Apa yang terjadi di Maluku? Sampai saat ini aku tak tau. Berbagai issu tentang sebab musabab terjadinya kerusuhan Maluku telah aku dengar sejak tahun 1999 (kerusuhan Maluku yang pertama pada tanggal 19 januari) yaitu pada usiaku menjelang 15 tahun sampai saat ini (usiaku kini 23 tahun). Ya….sekitar 8 tahun. Issu yang berada pada reting pertama yaitu issu pemberontakan Republik Maluku Selatan (RMS). Kamu tahu RMS kan? Kamu pasti tahu, karena kita pernah diajarkan pada pelajaran sejarah….ingat nggak?

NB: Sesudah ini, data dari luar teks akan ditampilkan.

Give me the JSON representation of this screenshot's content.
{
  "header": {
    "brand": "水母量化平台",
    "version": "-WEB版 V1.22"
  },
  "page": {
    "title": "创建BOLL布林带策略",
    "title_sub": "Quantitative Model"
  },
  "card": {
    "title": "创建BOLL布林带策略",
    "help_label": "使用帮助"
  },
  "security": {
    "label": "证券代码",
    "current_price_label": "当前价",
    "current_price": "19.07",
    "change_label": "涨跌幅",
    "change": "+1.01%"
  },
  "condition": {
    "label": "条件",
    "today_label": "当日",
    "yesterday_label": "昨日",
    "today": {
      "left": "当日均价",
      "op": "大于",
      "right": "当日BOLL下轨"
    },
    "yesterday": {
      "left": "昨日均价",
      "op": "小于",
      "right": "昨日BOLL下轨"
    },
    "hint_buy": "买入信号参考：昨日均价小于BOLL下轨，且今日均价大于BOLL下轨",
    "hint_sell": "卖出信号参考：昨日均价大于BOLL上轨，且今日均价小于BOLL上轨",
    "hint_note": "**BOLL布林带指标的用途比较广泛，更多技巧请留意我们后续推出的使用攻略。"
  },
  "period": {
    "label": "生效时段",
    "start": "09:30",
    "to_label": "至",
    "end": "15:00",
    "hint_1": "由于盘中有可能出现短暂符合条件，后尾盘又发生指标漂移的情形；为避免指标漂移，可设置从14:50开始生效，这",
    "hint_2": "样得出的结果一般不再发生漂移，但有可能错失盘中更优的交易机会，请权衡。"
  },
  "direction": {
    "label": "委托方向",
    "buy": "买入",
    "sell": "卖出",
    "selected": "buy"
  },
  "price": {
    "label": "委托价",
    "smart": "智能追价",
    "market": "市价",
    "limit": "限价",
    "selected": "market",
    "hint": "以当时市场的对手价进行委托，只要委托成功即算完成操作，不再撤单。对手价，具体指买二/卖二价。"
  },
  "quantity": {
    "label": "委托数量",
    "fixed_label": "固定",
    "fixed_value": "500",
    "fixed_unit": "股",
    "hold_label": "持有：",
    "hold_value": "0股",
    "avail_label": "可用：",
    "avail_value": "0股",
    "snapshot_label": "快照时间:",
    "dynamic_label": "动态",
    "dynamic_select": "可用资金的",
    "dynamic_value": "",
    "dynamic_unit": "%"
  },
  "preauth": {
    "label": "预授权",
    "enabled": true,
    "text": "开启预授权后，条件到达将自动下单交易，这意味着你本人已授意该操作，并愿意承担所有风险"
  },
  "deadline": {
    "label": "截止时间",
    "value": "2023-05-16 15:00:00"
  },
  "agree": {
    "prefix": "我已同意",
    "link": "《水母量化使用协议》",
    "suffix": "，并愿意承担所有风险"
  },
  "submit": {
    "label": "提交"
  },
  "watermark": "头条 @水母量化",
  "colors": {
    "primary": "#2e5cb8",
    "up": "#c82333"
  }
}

Dulu, waktu belajar sejarah aku selalu membayangkan kejadian perebutan NKRI oleh para pahlawan kita. Iiiihhh….. pasti menakutkan. Tapi aku yakin, semangat untuk merebut kemerdekaan itulah yang telah melunturkan semua rasa takut. Ibu pertiwi menjadi saksi akan keampuhan sebatang bambu runcing dalam mengalahan keangkuhan senjata modern. Dan sobat…..lihatlah….semua peristiwa yang hanya ada dalam buku sejarah itu, kini…..kami anak-anak Maluku telah merasakannya. Tapi konsep yang harus kami lakoni bukan mengusir penjajah, tapi kami harus berperang dengan saudara kami sendiri, teman kami sendiri, guru kami sendiri dan sesama orang Maluku yang telah terikat benang merah persaudaraan. Apa yang terjadi dengan Maluku?
Sobat, aku akan cerita sedikit tentang RMS. Aku hanya ingin kalian tahu, bahwa kami anak-anak Maluku telah mengenal RMS sejak kami masih dalam kandungan. Itulah yang membuat kami tak pernah asing dengan kata Republik Maluku Selatan. Dulu, waktu aku masih SD, setiap tanggal 25 april, tepatnya malam 25 (besoknya 25 april), disetiap sudut kota, sekolah-sekolah, rumah sakit, perkantoran, rumah-rumah warga dan semua tempat yang mempunyai tiang bendera harus diturunkan. Jika tiang tersebut tidak dapat diturunkan maka tempat itu harus dijaga baik oleh anak-anak pramuka, warga maupun aparat keamanan. Pada Malam 25, keadaan kota tegang. Sunyi.
Alasannya Cuma satu. 25 April adalah hari diproklamasikannya RMS. Dan tiang bendera diselamatkan karena takut RMS akan menaikkan benderanya di tiang-tiang tersebut. Hal ini berlangsung di setiap tanggal 25 april, sepanjang tahun.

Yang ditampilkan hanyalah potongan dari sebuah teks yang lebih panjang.